27. The computer-implemented method according to claim 26, wherein a comparatively higher level of assessment tests the performance accuracy of the Al model: for distinguishing between comparatively more similar input data, and / or against a comparatively larger assessment dataset, and / or against a comparatively more varied assessment dataset.

28. The computer-implemented method according to any preceding claim, wherein the Al model is an Al model configured to analyse images and / or videos depicting the faces of one or more subjects.

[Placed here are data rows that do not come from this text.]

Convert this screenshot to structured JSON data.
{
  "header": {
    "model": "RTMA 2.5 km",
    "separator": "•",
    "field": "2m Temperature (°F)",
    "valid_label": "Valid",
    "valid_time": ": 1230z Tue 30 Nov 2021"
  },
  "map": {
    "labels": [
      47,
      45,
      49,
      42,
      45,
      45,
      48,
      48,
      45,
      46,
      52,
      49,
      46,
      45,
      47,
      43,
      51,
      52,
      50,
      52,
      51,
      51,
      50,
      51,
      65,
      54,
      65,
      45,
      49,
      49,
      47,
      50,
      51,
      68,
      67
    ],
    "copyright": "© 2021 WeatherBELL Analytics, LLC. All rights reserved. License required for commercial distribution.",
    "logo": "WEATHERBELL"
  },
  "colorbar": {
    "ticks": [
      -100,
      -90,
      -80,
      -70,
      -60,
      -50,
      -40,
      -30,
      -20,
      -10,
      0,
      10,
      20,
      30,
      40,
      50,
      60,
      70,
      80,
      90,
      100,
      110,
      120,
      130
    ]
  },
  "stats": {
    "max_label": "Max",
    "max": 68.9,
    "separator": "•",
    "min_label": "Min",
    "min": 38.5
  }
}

29. The computer-implemented method according to claim 28, wherein the output generated by the Al model includes one or more of: an identification of a subject depicted in an image; a verification that the same subject is depicted in two or more images; an attentiveness output indicative of a level of attentiveness of a subject depicted in an image; an emotional output indicative of an emotional response of a subject depicted in an image; and / or a behavioural output indicative of a behavioural response of a subject depicted in an image.

30. The computer-implemented method according to claim 28 or 29 as dependent on any of claims 9 or 11 , or any claim dependent thereon, wherein the quality score of each raw dataset is indicative of one or more of: a degree of occlusion of the one or more faces depicted in the corresponding image; a lighting level associated with the corresponding image; an imaging angle from which the corresponding image is captured; and / or a degree of obscuration of the one or more faces depicted in the corresponding image.31 . The computer-implemented method according to any of claim 28 to 30 as dependent on any of claims 10, 12 or 13, or any claim dependent thereon, wherein the context label of each raw dataset is indicative of one or more of: a demographic group to which each of the one or more imaged subjects in the corresponding image belongs; and / or a use context in which the corresponding image was captured.

32. A computer-readable medium comprising instructions that, when executed by one or more networked computers, cause the one or more networked computers to carry out the method of any preceding claim.

33. A computer program product comprising logic that, when executed by one or more processors, causes the one or more processors to carry out the method of any of claims 1 to 31 .

34. A networked system comprising: an assessment server and a client device communicatively linked together and configured to carry out the method of any of claims 1 to 31 .

35. The networked system of claim 34 further comprising a marketplace server that includes a model store that stores a plurality of model datasets, each model dataset including information indicative of at least one of a respectively determined accuracy score, robustness score, and / or equity score associated with a corresponding Al model.